Enguy : Comment vous est venue l’idée de créer une application pour se mettre à la place d’un aidant ? Est-ce parce qu’il y a pas mal d’applications pour aider les autistes, mais aucune concernant ceux qui tentent de leur venir en aide ? Ou est-ce un moyen un peu détourné d’obliger le grand public à se mettre dans la peau d’un autiste et de l’obliger à réfléchir au problème ?

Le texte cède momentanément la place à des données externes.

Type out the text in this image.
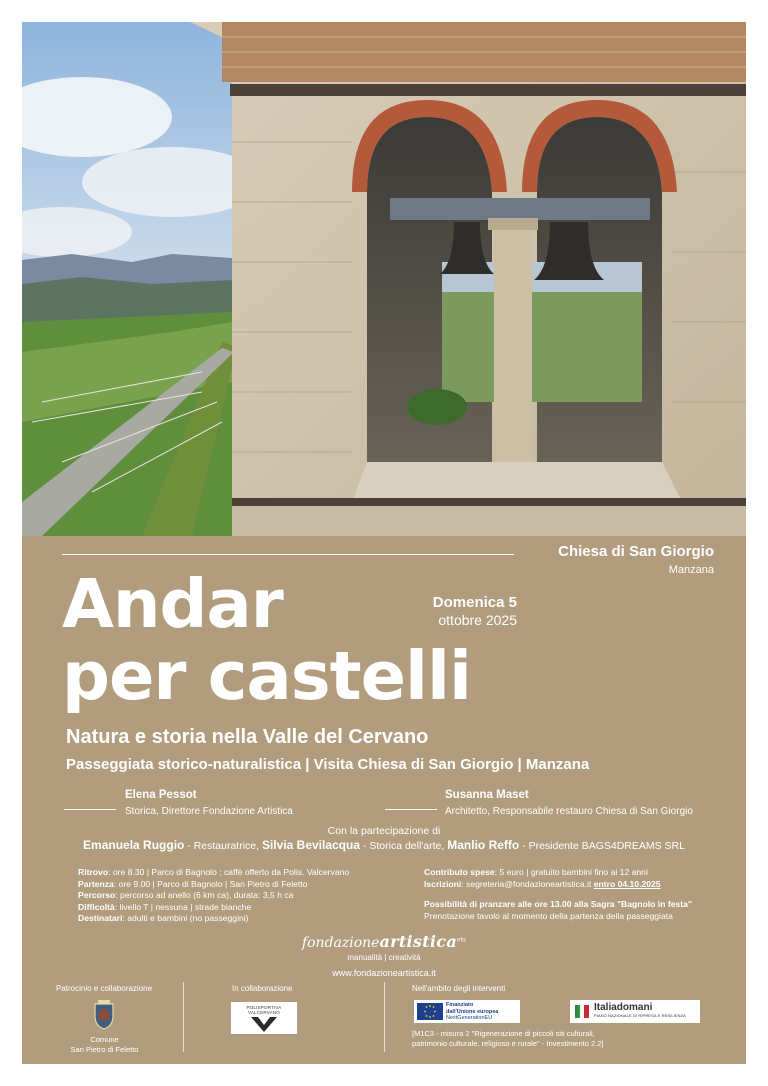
Chiesa di San Giorgio
Manzana
Andar
per castelli
Domenica 5
ottobre 2025
Natura e storia nella Valle del Cervano
Passeggiata storico-naturalistica | Visita Chiesa di San Giorgio | Manzana
Elena Pessot
Storica, Direttore Fondazione Artistica
Susanna Maset
Architetto, Responsabile restauro Chiesa di San Giorgio
Con la partecipazione di
Emanuela Ruggio - Restauratrice, Silvia Bevilacqua - Storica dell'arte, Manlio Reffo - Presidente BAGS4DREAMS SRL
Ritrovo: ore 8.30 | Parco di Bagnolo ; caffè offerto da Polis. Valcervano
Partenza: ore 9.00 | Parco di Bagnolo | San Pietro di Feletto
Percorso: percorso ad anello (6 km ca), durata: 3,5 h ca
Difficoltà: livello T | nessuna | strade bianche
Destinatari: adulti e bambini (no passeggini)
Contributo spese: 5 euro | gratuito bambini fino ai 12 anni
Iscrizioni: segreteria@fondazioneartistica.it entro 04.10.2025
Possibilità di pranzare alle ore 13.00 alla Sagra "Bagnolo in festa"
Prenotazione tavolo al momento della partenza della passeggiata
fondazioneartistica$^{ets}$
manualità | creatività
www.fondazioneartistica.it
Patrocinio e collaborazione	In collaborazione	Nell'ambito degli interventi
Comune
San Pietro di Feletto
POLISPORTIVA VALCERVANO
Finanziato
dall'Unione europea
NextGenerationEU
Italiadomani
PIANO NAZIONALE DI RIPRESA E RESILIENZA
[M1C3 - misura 2 "Rigenerazione di piccoli siti culturali,
patrimonio culturale, religioso e rurale" - Investimento 2.2]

alexandra strukAlexandra Struk : En fait, l’idée initiale est née en 2012, année de la grande cause nationale de l’autisme. J’ai effectué mon mémoire à Science Po Bordeaux sur cette thématique et ai lu l’ensemble des textes officiels sur l’autisme, notamment les recommandations de bonne pratique et le socle commun de connaissance. Très honnêtement, la lecture de ces texte est très fastidieuse, et difficilement compréhensible pour le commun des mortels (en volume cela représente l’équivalent de 3 volumes de 400/500 pages).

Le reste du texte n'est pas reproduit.